Opinion
2020–01662 Index No. 369/17
06-22-2022
Armienti, DeBellis & Rhoden, LLP, New York, NY (Vanessa M. Corchia of counsel), for appellants. Elefterakis, Elefterakis & Panek, New York, NY (Michael S. Marron of counsel), for respondent.
Armienti, DeBellis & Rhoden, LLP, New York, NY (Vanessa M. Corchia of counsel), for appellants.
Elefterakis, Elefterakis & Panek, New York, NY (Michael S. Marron of counsel), for respondent.
FRANCESCA E. CONNOLLY, J.P., REINALDO E. RIVERA, ROBERT J. MILLER, PAUL WOOTEN, JJ.
DECISION & ORDER In an action to recover damages for personal injuries, the defendants Metropolitan Transportation Authority, MTA Bus Company, NYC Transit Authority, and Cory Marcel Smith appeal from an order of the Supreme Court, Queens County (Joseph Risi, J.), entered November 7, 2019. The order, insofar as appealed from, denied those branches of those defendants’ motion which were to compel the plaintiff to appear for further deposition and medical examinations, and pursuant to CPLR 3126 to preclude the plaintiff from offering evidence on the issue of damages at trial or in opposition to any motion for summary judgment.
ORDERED that the order is modified, on the law and in the exercise of discretion, by deleting the provision thereof denying that branch of the motion of the defendants Metropolitan Transportation Authority, MTA Bus Company, NYC Transit Authority, and Cory Marcel Smith which was to compel the plaintiff to appear for further deposition and medical examinations, and substituting therefor a provision granting that branch of the motion; as so modified, the order is affirmed insofar as appealed from, with costs payable by the plaintiff to the defendants Metropolitan Transportation Authority, MTA Bus Company, NYC Transit Authority, and Cory Marcel Smith.

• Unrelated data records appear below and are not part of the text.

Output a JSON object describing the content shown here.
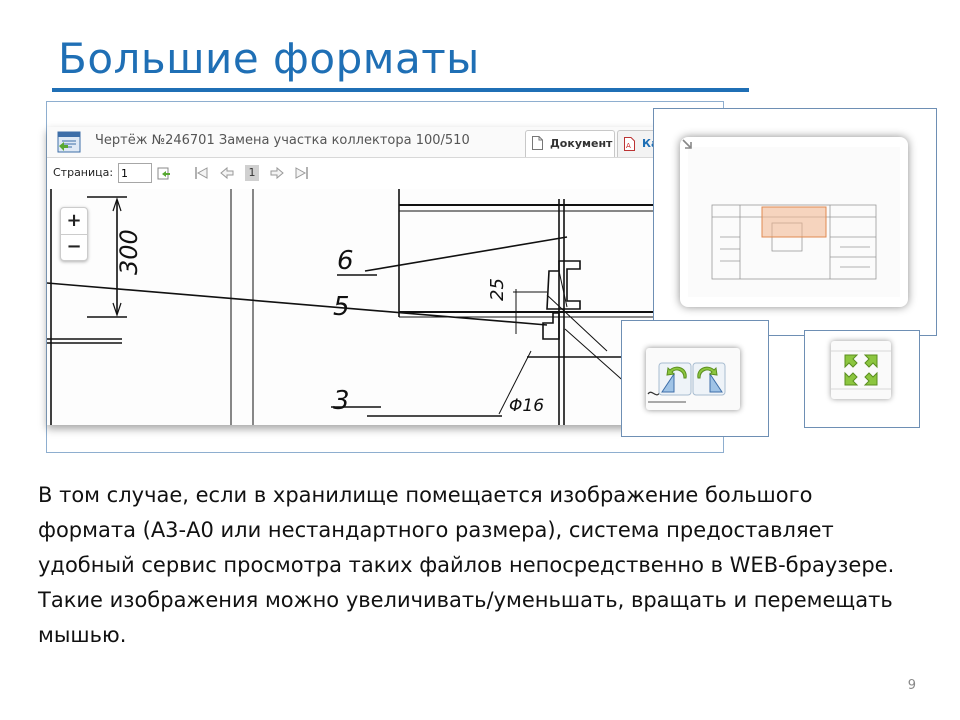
{
  "slide": {
    "title": "Большие форматы",
    "body": "В том случае, если в хранилище помещается изображение большого формата (А3-А0 или нестандартного размера), система предоставляет удобный сервис просмотра таких файлов непосредственно в WEB-браузере.  Такие изображения можно увеличивать/уменьшать, вращать и перемещать мышью.",
    "page_number": "9",
    "accent_color": "#1f6fb5"
  },
  "viewer": {
    "window_title": "Чертёж №246701 Замена участка коллектора 100/510",
    "tabs": [
      {
        "label": "Документ",
        "active": true
      },
      {
        "label": "Ка",
        "active": false
      }
    ],
    "toolbar": {
      "page_label": "Страница:",
      "page_input_value": "1",
      "current_page": "1"
    },
    "zoom": {
      "in": "+",
      "out": "−"
    },
    "drawing_labels": {
      "dim_300": "300",
      "dim_25": "25",
      "phi16": "Φ16",
      "mark_6": "6",
      "mark_5": "5",
      "mark_3": "3"
    }
  },
  "icons": {
    "document": "document-icon",
    "pdf": "pdf-icon",
    "go": "go-to-page-icon",
    "first": "first-page-icon",
    "prev": "previous-page-icon",
    "next": "next-page-icon",
    "last": "last-page-icon",
    "resize": "resize-icon",
    "rotate_left": "rotate-left-icon",
    "rotate_right": "rotate-right-icon",
    "fullscreen": "fullscreen-icon"
  }
}
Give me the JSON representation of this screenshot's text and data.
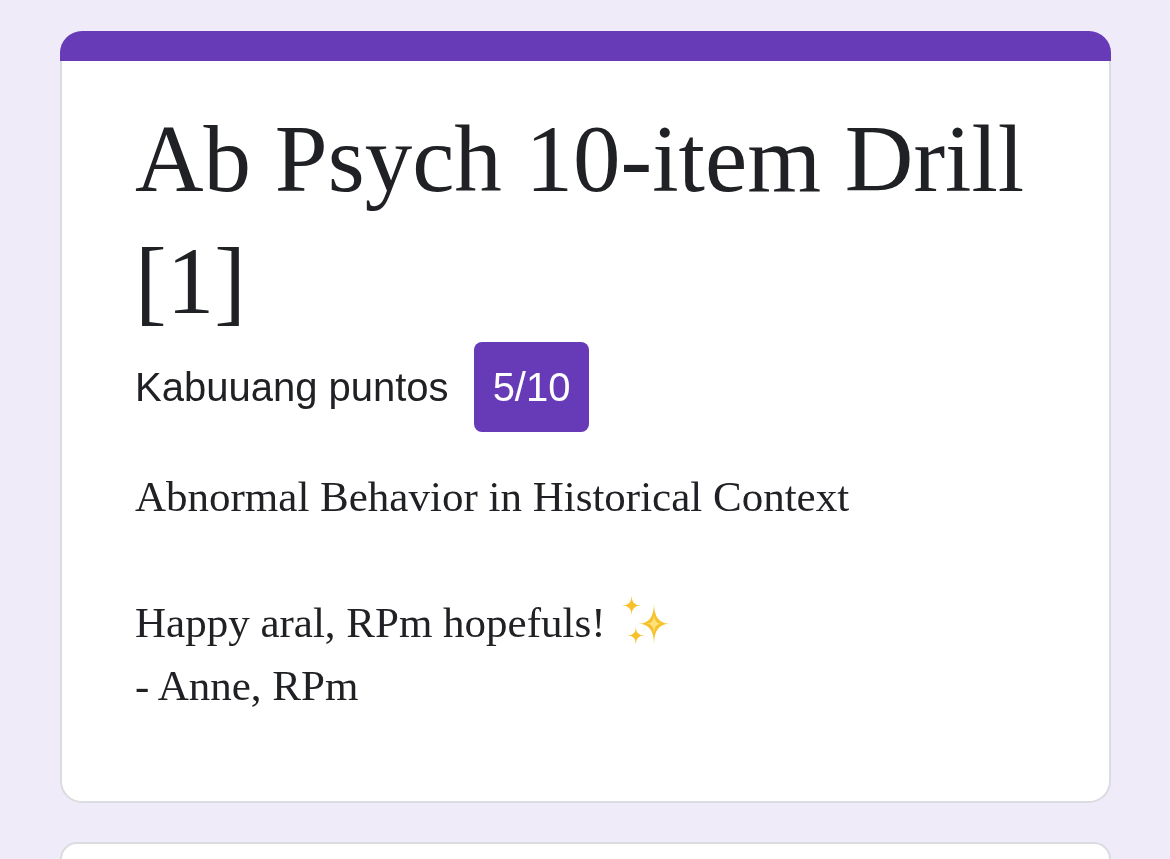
{
  "form": {
    "title": "Ab Psych 10-item Drill [1]",
    "score": {
      "label": "Kabuuang puntos",
      "value": "5/10"
    },
    "description": [
      {
        "lines": [
          {
            "text": "Abnormal Behavior in Historical Context",
            "emoji": false
          }
        ]
      },
      {
        "lines": [
          {
            "text": "Happy aral, RPm hopefuls!",
            "emoji": true
          },
          {
            "text": "- Anne, RPm",
            "emoji": false
          }
        ]
      }
    ]
  }
}
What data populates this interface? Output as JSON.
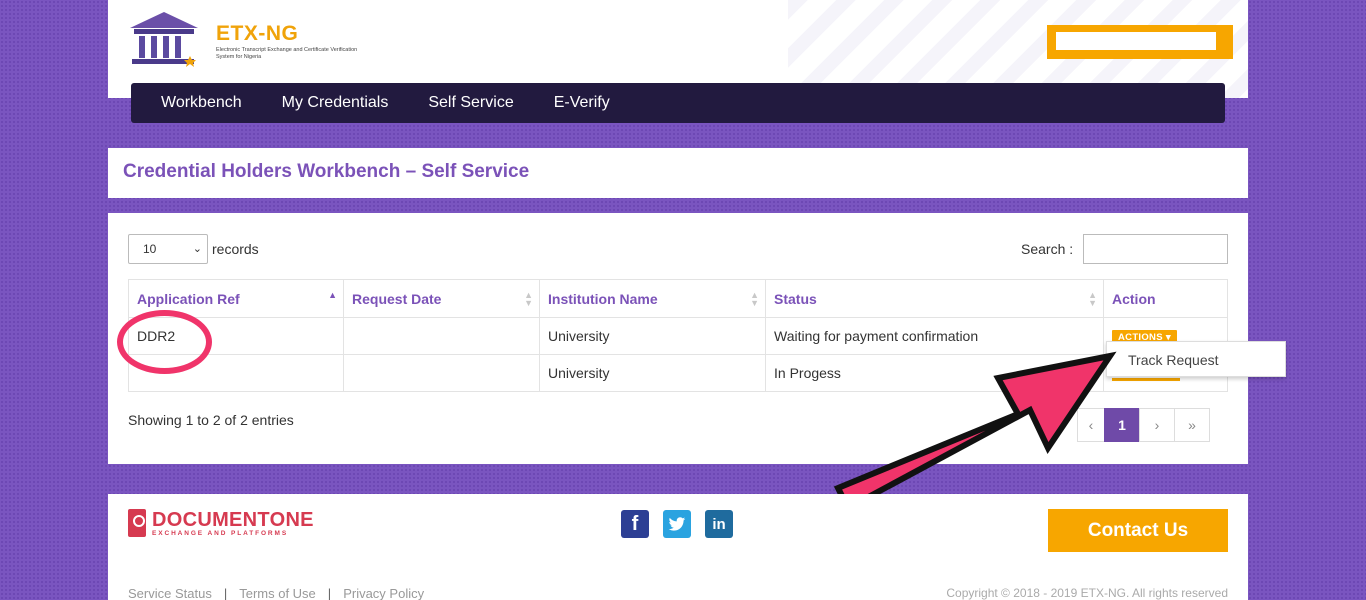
{
  "header": {
    "logo_title": "ETX-NG",
    "logo_subtitle": "Electronic Transcript Exchange and Certificate Verification System for Nigeria"
  },
  "nav": {
    "items": [
      "Workbench",
      "My Credentials",
      "Self Service",
      "E-Verify"
    ]
  },
  "page": {
    "title": "Credential Holders Workbench – Self Service"
  },
  "table_controls": {
    "length_value": "10",
    "records_label": "records",
    "search_label": "Search :",
    "search_value": ""
  },
  "table": {
    "columns": [
      "Application Ref",
      "Request Date",
      "Institution Name",
      "Status",
      "Action"
    ],
    "rows": [
      {
        "ref": "DDR2",
        "date": "",
        "institution": "University",
        "status": "Waiting for payment confirmation",
        "action": "ACTIONS"
      },
      {
        "ref": "",
        "date": "",
        "institution": "University",
        "status": "In Progess",
        "action": ""
      }
    ]
  },
  "dropdown": {
    "item": "Track Request"
  },
  "info_text": "Showing 1 to 2 of 2 entries",
  "pagination": {
    "prev": "‹",
    "current": "1",
    "next": "›",
    "last": "»"
  },
  "footer": {
    "brand_name": "DOCUMENTONE",
    "brand_sub": "EXCHANGE AND PLATFORMS",
    "social_icons": [
      "facebook-icon",
      "twitter-icon",
      "linkedin-icon"
    ],
    "contact_label": "Contact Us",
    "links": [
      "Service Status",
      "Terms of Use",
      "Privacy Policy"
    ],
    "copyright": "Copyright © 2018 - 2019 ETX-NG. All rights reserved"
  },
  "colors": {
    "accent_purple": "#7b52b8",
    "orange": "#f7a600",
    "nav_bg": "#221a3f",
    "highlight_pink": "#f0346a"
  }
}
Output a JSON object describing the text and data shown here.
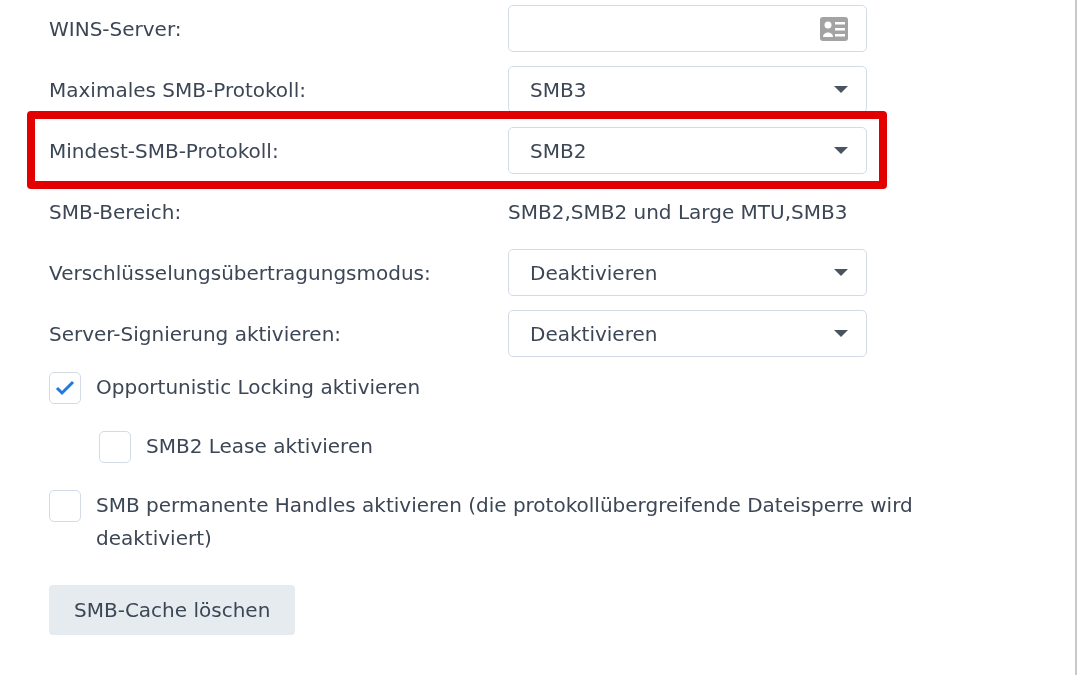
{
  "rows": [
    {
      "kind": "field",
      "label": "WINS-Server:",
      "value": ""
    },
    {
      "kind": "select",
      "label": "Maximales SMB-Protokoll:",
      "value": "SMB3"
    },
    {
      "kind": "select",
      "label": "Mindest-SMB-Protokoll:",
      "value": "SMB2",
      "highlighted": true
    },
    {
      "kind": "text",
      "label": "SMB-Bereich:",
      "value": "SMB2,SMB2 und Large MTU,SMB3"
    },
    {
      "kind": "select",
      "label": "Verschlüsselungsübertragungsmodus:",
      "value": "Deaktivieren"
    },
    {
      "kind": "select",
      "label": "Server-Signierung aktivieren:",
      "value": "Deaktivieren"
    }
  ],
  "checkboxes": [
    {
      "label": "Opportunistic Locking aktivieren",
      "checked": true,
      "children": [
        {
          "label": "SMB2 Lease aktivieren",
          "checked": false
        }
      ]
    },
    {
      "label": "SMB permanente Handles aktivieren (die protokollübergreifende Dateisperre wird deaktiviert)",
      "checked": false
    }
  ],
  "button": "SMB-Cache löschen"
}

The plaintiff commenced this action against the defendants Metropolitan Transportation Authority, MTA Bus Company, NYC Transit Authority, and Cory Marcel Smith (hereinafter collectively the defendants), among others, to recover damages for personal injuries he allegedly sustained in a motor vehicle accident that took place on January 28, 2016 (hereinafter the subject accident). The plaintiff filed a note of issue on or about July 9, 2018. On January 22, 2019, the defendants learned that the plaintiff allegedly had suffered injuries in a motor vehicle accident that occurred on August 1, 2018 (hereinafter the subsequent accident). The defendants demanded, inter alia, that the plaintiff supply authorizations for medical providers relating to the care he received for the injuries he suffered in the subsequent accident and that the plaintiff appear for further deposition and medical examinations.
Thereafter, the defendants moved, inter alia, to compel the plaintiff to appear for further deposition and medical examinations, and pursuant to CPLR 3126 to preclude the plaintiff from offering evidence on the issue of damages at trial or in opposition to any motion for summary judgment. The Supreme Court denied those branches of the motion, and the defendants appeal.
Under the circumstances of this case, the Supreme Court should have granted that branch of the defendants’ motion which was to compel the plaintiff to appear for further deposition and medical examinations. After the filing of the note of issue, the defendants became aware that the plaintiff had been involved in the subsequent accident. This constituted unusual or unanticipated circumstances warranting additional discovery, including a further deposition and medical examination of the plaintiff (see 22 NYCRR 202.21 [d]; Gelin v. New York City Tr. Auth., 189 A.D.3d 789, 793, 137 N.Y.S.3d 452 ; Lopez v. Kelly St. Realty, Inc., 106 A.D.3d 534, 535, 965 N.Y.S.2d 111 ; Everhardt v. Klotzbach, 306 A.D.2d 869, 870, 761 N.Y.S.2d 898 ; see also CPLR 3101 ).
However, the Supreme Court providently exercised its discretion in denying that branch of the defendants’ motion which was pursuant to CPLR 3126 to preclude the plaintiff from offering evidence on the issue of damages at trial or in opposition to any motion for summary judgment. "Precluding a party from presenting evidence is a drastic remedy which generally requires a showing that the party's conduct is willful and contumacious" ( Cioffi v. S.M. Foods, Inc., 142 A.D.3d 526, 528, 36 N.Y.S.3d 664 ). Here, the defendants failed to make such a showing (see Santigate v. Linsalata, 304 A.D.2d 639, 641, 759 N.Y.S.2d 100 ).
The parties’ remaining contentions either are improperly raised for the first time on appeal or need not be addressed in light of our determination.
We have not considered matter dehors the record referred to in the plaintiff's brief (see Listwon v. 500 Metro. Owner, LLC, 188 A.D.3d 1028, 1031, 136 N.Y.S.3d 106 ).
CONNOLLY, J.P., RIVERA, MILLER and WOOTEN, JJ., concur.